I think using Cuba as an example of a communist country that fared poorly relative to Chile is unfair.

Communism and dictatorial socialism are disastrous economic and political systems, but Cuba is a special case. It’s a country that was almost wholly reliant on the US and was subsequently cut off entirely from America, and foreign investment there is very limited. Possibly due to the threat of American repatriation of businesses and land seized by the Cuban communists.

However, compared to say… Poland, Chile is doing fairly well, especially given that it has no European Union around to help it out. Chile has a lower GDP per capita (PPP), but stronger growth and MUCH better employment figures.

And you’d be hard-pressed to find a Pole who would mourn the loss of 10, 20, or 50,000 communist sympathizers in 1946 and a 20-year dictatorship if that’s what it took to keep communism out of the country (though Chile was admittedly not as communist as Poland, Poland was not as bad as the USSR).
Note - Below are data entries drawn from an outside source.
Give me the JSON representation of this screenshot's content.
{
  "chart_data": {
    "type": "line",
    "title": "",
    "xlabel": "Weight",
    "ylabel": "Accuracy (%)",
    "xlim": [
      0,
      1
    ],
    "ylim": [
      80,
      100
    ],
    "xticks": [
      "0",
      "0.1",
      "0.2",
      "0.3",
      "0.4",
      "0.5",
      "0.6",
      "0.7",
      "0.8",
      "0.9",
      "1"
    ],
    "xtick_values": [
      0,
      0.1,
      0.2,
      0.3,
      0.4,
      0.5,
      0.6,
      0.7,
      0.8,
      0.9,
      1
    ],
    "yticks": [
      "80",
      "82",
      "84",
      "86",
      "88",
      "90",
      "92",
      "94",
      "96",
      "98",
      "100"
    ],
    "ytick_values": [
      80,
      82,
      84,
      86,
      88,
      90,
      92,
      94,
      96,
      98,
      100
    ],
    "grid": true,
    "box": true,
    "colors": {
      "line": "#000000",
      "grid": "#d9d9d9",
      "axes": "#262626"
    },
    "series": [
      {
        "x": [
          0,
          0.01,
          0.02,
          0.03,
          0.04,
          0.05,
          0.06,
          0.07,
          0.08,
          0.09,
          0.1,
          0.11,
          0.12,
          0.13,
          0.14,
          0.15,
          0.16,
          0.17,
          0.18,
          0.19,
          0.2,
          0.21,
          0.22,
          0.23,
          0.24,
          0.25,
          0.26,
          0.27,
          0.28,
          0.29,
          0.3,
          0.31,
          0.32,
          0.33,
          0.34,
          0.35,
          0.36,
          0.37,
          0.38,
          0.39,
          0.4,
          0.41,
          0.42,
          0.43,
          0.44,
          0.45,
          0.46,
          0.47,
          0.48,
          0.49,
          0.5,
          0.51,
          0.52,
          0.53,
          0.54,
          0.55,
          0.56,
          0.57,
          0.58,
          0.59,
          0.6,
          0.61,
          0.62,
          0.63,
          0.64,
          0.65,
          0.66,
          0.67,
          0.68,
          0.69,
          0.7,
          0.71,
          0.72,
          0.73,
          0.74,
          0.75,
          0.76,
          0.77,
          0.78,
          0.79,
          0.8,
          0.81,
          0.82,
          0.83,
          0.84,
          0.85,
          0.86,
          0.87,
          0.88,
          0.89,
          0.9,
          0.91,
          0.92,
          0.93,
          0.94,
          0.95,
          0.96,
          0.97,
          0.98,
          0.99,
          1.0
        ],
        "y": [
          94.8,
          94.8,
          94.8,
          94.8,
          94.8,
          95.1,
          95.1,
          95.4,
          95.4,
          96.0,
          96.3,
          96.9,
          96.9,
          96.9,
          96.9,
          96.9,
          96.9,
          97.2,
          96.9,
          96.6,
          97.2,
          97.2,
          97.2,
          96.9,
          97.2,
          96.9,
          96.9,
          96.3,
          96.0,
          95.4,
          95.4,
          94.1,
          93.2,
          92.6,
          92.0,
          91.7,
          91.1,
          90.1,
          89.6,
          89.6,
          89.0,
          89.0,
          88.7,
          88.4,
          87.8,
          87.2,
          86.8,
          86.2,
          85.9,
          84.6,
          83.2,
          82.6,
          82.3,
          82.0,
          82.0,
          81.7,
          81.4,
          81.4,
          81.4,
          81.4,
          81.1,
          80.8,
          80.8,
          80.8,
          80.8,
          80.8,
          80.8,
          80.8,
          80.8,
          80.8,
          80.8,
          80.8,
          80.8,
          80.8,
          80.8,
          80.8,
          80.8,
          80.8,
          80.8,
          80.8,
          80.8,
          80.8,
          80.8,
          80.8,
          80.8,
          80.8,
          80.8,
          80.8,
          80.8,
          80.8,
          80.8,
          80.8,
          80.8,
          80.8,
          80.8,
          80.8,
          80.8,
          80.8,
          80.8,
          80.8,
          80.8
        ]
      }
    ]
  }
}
The contrast between Cuba and Chile more than 30 years after Mr. Pinochet’s coup is a reminder of a famous essay written by Jeane J. Kirkpatrick, the provocative and energetic scholar and U.S. ambassador to the United Nations who died Thursday. In “Dictatorships and Double Standards,” a work that caught the eye of President Ronald Reagan, Ms. Kirkpatrick argued that right-wing dictators such as Mr. Pinochet were ultimately less malign than communist rulers, in part because their regimes were more likely to pave the way for liberal democracies. She, too, was vilified by the left. Yet by now it should be obvious: She was right.

That’s pretty bad cherry picking. All one has to do is look at the incredible successes of the post-Communist dictatorships of Europe to see the fallacy of this argument. Even comparing within the continent, countries like Slovenia (former socialist dictatorship) are already outstripping the likes of Portugal (former ultra conservative dictatorship) in terms of GDP per capita, and they’ve had twenty years less to overcome the ravages of their dictatorship. The Czech Republic are also just behind and catching up extremely quickly.
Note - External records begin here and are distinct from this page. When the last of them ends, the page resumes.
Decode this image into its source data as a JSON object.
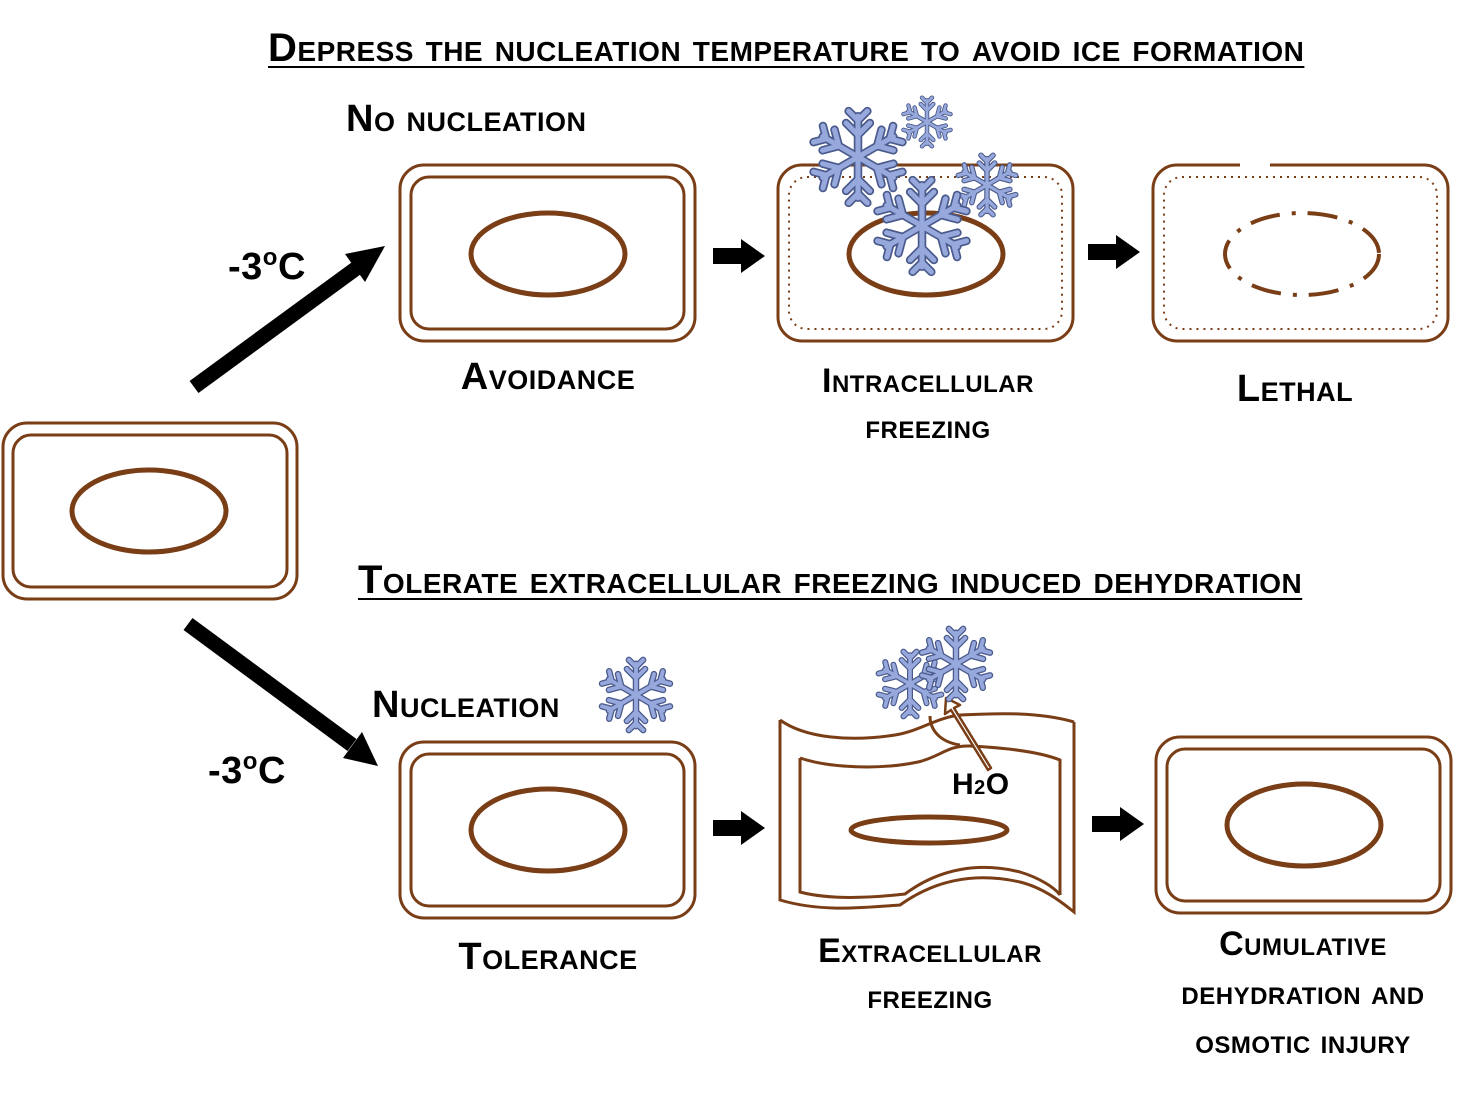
{
  "top_heading": "Depress the nucleation temperature to avoid ice formation",
  "bottom_heading": "Tolerate extracellular freezing induced dehydration",
  "top_branch": {
    "temperature_value": "-3",
    "temperature_sup": "o",
    "temperature_unit": "C",
    "note": "No nucleation",
    "stages": [
      {
        "label": "Avoidance"
      },
      {
        "label_line1": "Intracellular",
        "label_line2": "freezing"
      },
      {
        "label": "Lethal"
      }
    ]
  },
  "bottom_branch": {
    "temperature_value": "-3",
    "temperature_sup": "o",
    "temperature_unit": "C",
    "note": "Nucleation",
    "water_main": "H",
    "water_sub": "2",
    "water_tail": "O",
    "stages": [
      {
        "label": "Tolerance"
      },
      {
        "label_line1": "Extracellular",
        "label_line2": "freezing"
      },
      {
        "label_line1": "Cumulative",
        "label_line2": "dehydration and",
        "label_line3": "osmotic injury"
      }
    ]
  },
  "colors": {
    "cell_outline": "#7a3e17",
    "snowflake": "#97a9dc",
    "snowflake_stroke": "#4a5a8c",
    "arrow": "#000000"
  },
  "icons": [
    "snowflake-icon",
    "arrow-icon"
  ]
}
I don’t think the former political leanings of a dictatorship have much to do with the post-dictatorship successes of a country. Dictatorships are just plain bad.

If there’s a point to be made about the economic success of villainous dictators, it was already made by Star Trek in the late 60’s.
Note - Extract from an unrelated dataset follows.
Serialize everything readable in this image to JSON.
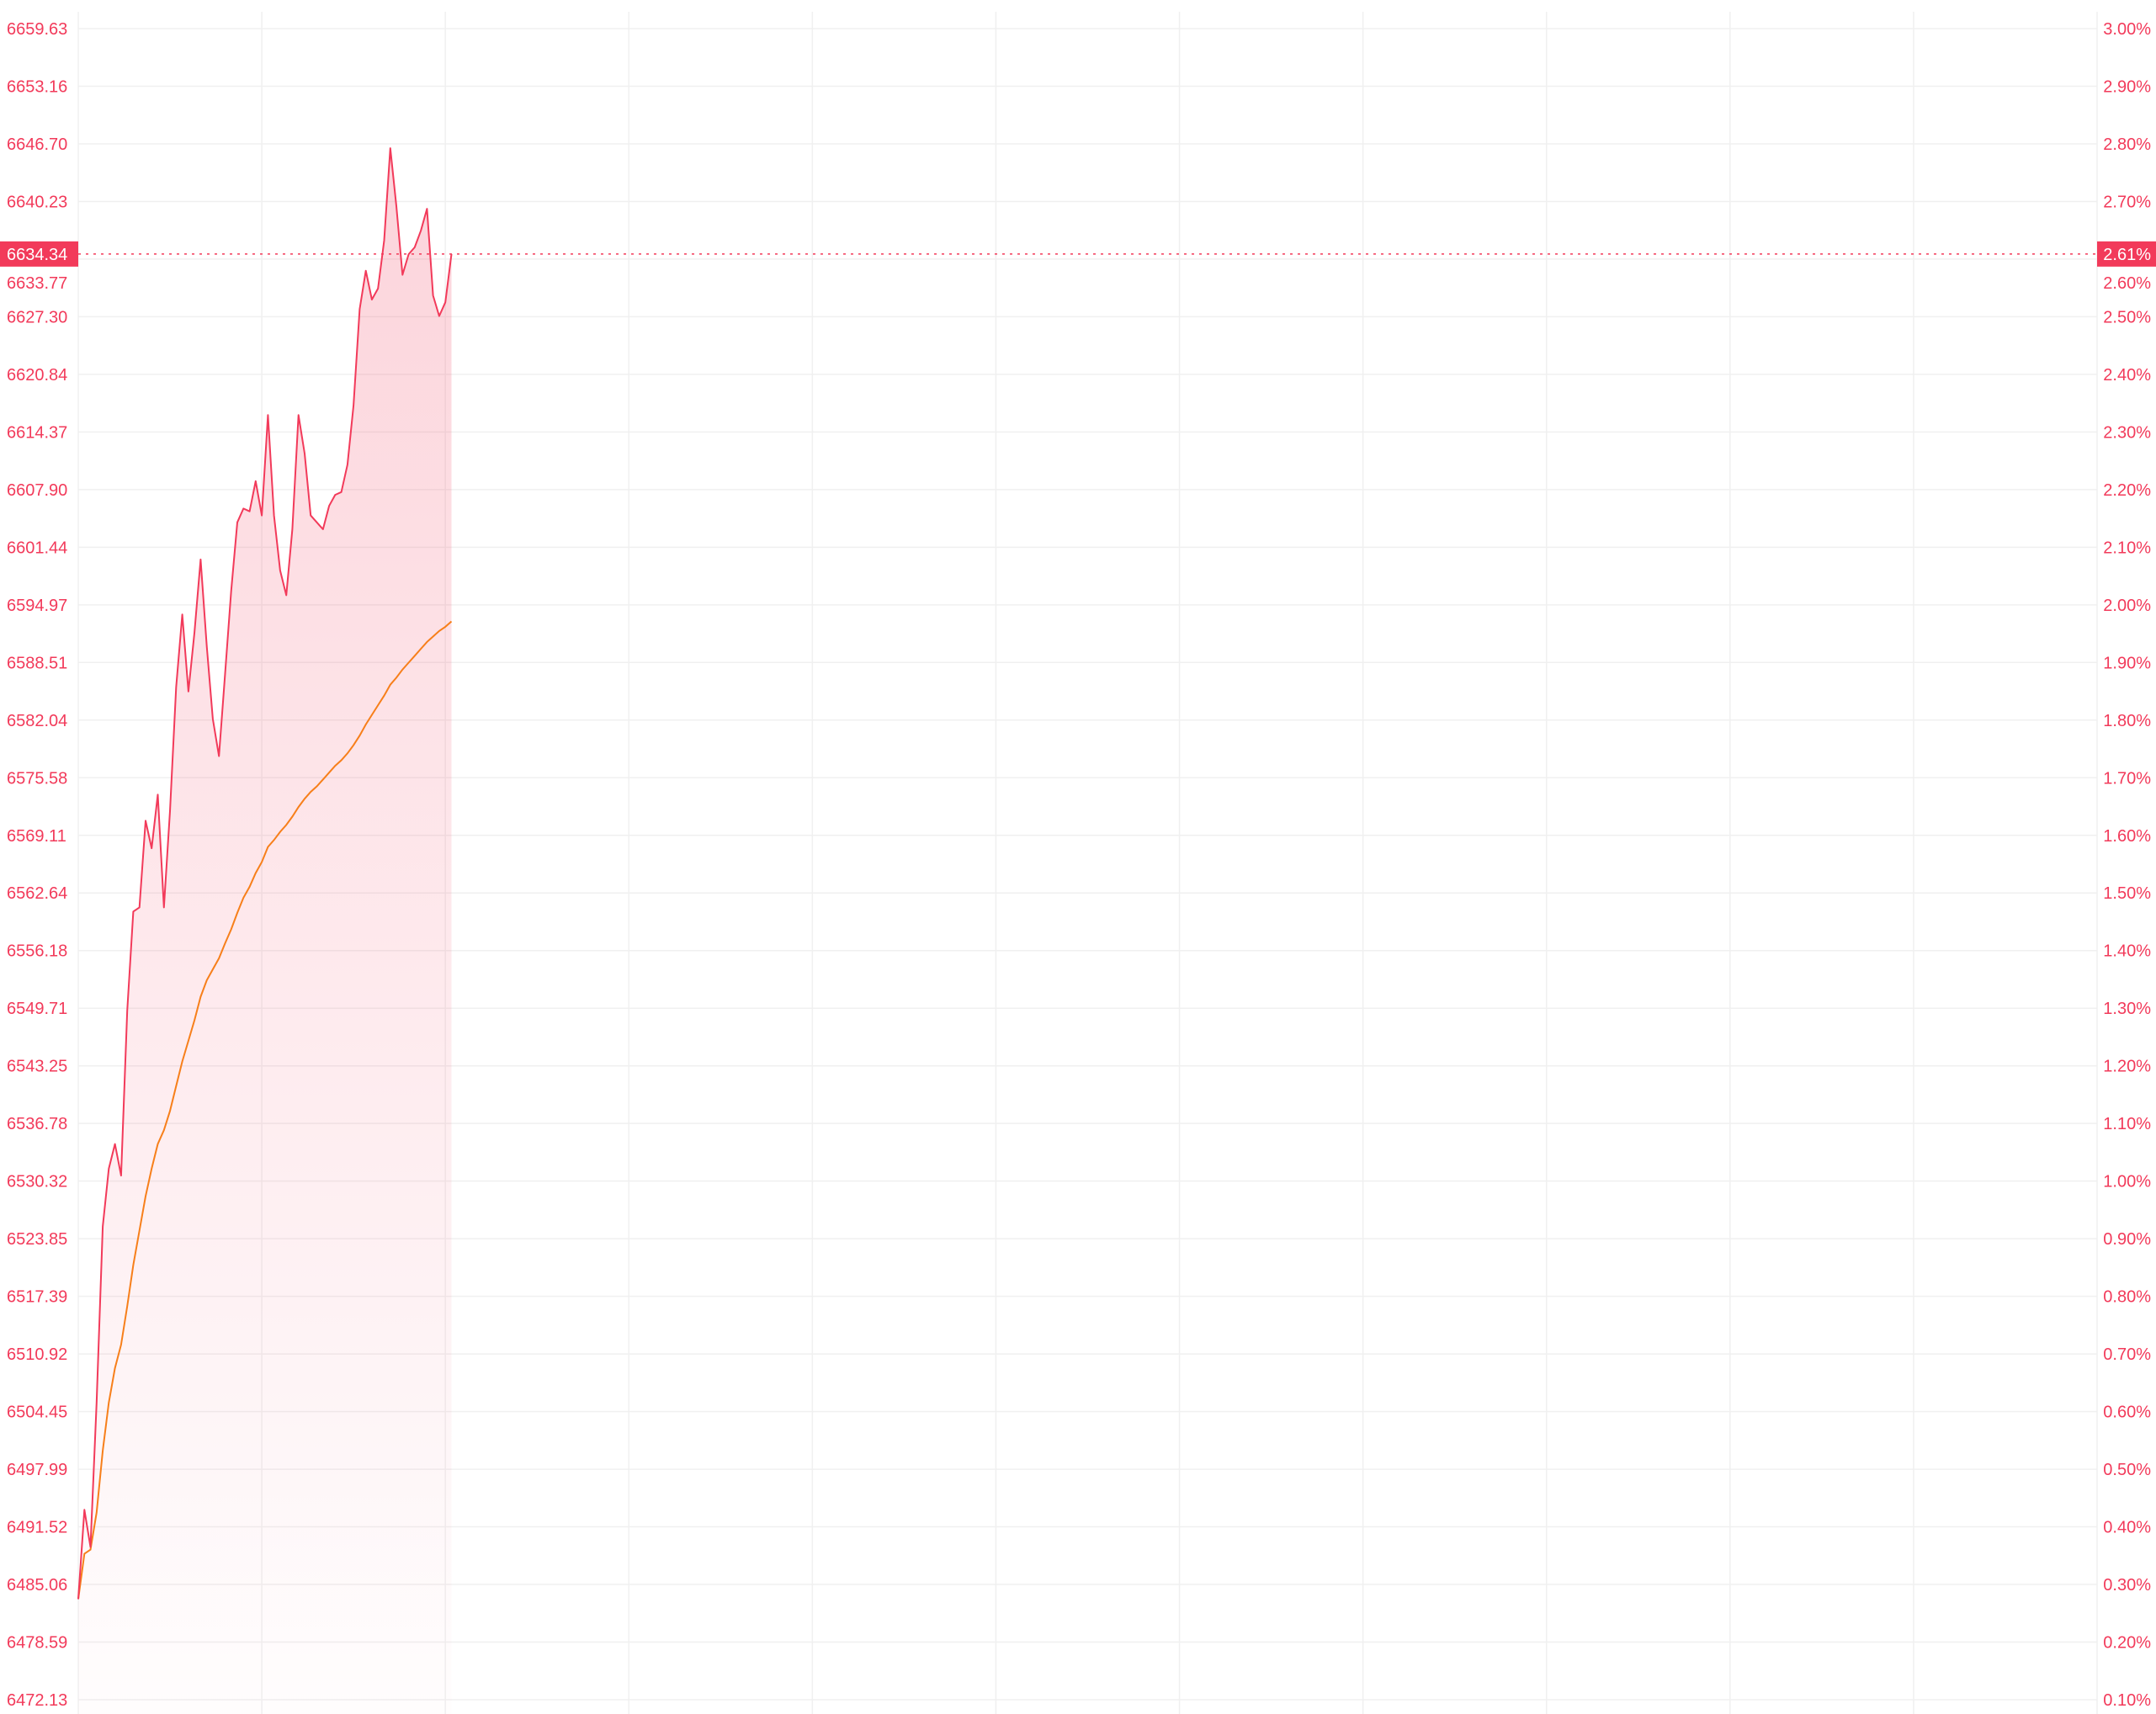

There is nothing new to add to what that episode has to say, and no disagreement with that it does not address.

I think you’re cherry-picking ideal communist recoveries. Czech and many former Yugoslav republics are doing remarkably well, but others are not. Poland’s a better median choice, one whose wartime devastation is arguably a better starting point to compare a backwards Chile with (as opposed to how Czechoslovakia and Yugoslavia were more or less spared and had solid industrial bases).

I’m not seeing a lot of different between “communist dictatorship” and “fascist dictatorship” when it comes to economic performance, I have to say.